AUCH DIE MEHRHEIT DER DEMOKRATEN STIMMTE FÜR DEN „PATRIOT ACT“ : Sicherheit, garantiert von Big Brother
George W. Bush kann zufrieden sein: Trotz gehörigen Ärgers über sein im Dezember bekannt gewordenes heimliches Lauschprogramm und der daraufhin folgenden Abstrafung durch den Kongress hat es der US-Präsident nun doch noch geschafft, sein Anti-Terror-Gesetzespaket vom Parlament dauerhaft verlängern zu lassen. Der „Patriot Act“ ist eine der Säulen von Bushs Krieg gegen den Terror – und die meisten US-Bürger meinen, damit eine Garantie für ihre Sicherheit zu haben.

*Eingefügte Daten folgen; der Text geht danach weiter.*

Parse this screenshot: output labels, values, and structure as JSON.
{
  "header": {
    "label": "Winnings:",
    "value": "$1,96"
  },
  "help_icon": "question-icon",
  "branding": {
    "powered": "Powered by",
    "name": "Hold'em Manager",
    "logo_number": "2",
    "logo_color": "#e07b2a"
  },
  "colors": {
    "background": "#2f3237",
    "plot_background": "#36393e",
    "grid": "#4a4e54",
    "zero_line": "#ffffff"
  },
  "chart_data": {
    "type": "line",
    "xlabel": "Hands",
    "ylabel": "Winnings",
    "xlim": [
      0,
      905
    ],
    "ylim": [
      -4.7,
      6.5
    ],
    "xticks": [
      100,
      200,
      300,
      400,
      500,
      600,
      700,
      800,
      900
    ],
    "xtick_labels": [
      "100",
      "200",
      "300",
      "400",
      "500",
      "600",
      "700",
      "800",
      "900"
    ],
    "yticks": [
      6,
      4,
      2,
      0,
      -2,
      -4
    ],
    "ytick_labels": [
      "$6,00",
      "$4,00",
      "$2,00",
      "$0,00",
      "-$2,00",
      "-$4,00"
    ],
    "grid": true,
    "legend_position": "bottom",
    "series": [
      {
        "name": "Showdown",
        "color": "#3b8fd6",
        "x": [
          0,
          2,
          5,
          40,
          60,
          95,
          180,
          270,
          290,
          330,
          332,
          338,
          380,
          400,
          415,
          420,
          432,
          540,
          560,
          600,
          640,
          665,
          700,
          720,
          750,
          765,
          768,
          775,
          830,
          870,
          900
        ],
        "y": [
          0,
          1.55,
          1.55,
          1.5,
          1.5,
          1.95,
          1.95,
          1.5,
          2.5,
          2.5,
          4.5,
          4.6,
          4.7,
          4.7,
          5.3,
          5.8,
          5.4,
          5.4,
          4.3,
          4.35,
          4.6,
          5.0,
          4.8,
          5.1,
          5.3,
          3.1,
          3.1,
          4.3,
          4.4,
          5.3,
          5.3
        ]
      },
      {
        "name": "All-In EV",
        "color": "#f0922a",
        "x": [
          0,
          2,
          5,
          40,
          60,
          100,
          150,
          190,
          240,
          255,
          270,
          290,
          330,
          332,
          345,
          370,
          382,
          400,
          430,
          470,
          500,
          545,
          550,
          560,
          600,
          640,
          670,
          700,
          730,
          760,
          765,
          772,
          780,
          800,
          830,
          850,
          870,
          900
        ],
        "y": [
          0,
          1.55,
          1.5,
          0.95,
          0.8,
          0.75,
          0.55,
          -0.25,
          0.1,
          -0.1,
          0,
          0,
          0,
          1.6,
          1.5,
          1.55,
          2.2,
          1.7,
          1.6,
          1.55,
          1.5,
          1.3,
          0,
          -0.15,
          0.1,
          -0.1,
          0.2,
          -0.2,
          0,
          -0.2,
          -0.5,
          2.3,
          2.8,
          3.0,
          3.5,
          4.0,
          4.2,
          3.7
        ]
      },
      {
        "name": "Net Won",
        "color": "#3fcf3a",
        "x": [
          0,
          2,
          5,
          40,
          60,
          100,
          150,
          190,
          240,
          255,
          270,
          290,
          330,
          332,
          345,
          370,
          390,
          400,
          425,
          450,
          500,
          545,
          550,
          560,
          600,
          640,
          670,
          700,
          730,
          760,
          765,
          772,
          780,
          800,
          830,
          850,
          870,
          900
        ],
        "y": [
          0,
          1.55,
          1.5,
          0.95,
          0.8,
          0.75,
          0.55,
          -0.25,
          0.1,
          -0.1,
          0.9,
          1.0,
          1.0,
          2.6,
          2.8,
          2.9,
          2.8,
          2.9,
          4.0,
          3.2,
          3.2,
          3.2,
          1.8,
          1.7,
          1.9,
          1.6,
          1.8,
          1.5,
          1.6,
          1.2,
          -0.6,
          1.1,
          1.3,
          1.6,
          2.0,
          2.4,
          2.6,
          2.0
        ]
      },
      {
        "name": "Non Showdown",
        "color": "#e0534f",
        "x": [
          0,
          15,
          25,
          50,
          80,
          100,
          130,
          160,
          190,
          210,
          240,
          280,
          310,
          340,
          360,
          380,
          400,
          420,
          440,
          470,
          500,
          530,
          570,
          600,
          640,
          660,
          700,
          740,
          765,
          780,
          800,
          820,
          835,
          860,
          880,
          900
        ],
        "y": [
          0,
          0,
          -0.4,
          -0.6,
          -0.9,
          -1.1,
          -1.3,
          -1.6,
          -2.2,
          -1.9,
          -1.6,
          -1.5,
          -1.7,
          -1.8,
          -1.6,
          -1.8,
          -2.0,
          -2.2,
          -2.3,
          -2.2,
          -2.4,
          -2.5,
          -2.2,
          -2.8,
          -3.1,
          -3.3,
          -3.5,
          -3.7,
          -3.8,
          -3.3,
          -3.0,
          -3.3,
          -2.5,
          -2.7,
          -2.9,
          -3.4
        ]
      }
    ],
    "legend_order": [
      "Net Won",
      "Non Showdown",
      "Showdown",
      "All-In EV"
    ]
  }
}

In den USA, wo selbst die Idee des Datenschutzes fremd ist, ist es jetzt tatsächlich kein allzu großer Schritt mehr von der freien Einsicht in Grundbuchdaten bis hin zur Offenlegung des Bankkontos. Das ist auch der Grund, warum zuletzt selbst die große Mehrheit der Demokraten dem „Patriot Act“ zustimmte. Ein Aufstand hätte sich für sie nicht gelohnt. Denn die Wählenden könnten sie am Ende noch abstrafen: dafür, dass sie den Schutz der Privatsphäre über die Sicherheit der ganzen Nation stellen. Hier hat Bushs mantraartige Rhetorik von der permanenten Bedrohung durch Terroristen ihren größten Erfolg: Amerikas Bürger wähnen sich tatsächlich in einer Art Kriegszustand, der eben ein kleines Opfer von jedermann erfordert – notfalls eben auch die in der Verfassung garantierten bürgerlichen Freiheiten. Der wehrhafte Staat und Big Brother, für Bürger der Bundesrepublik eine Horrorvorstellung, gelten den meisten US-Amerikanern als komfortables Ruhekissen.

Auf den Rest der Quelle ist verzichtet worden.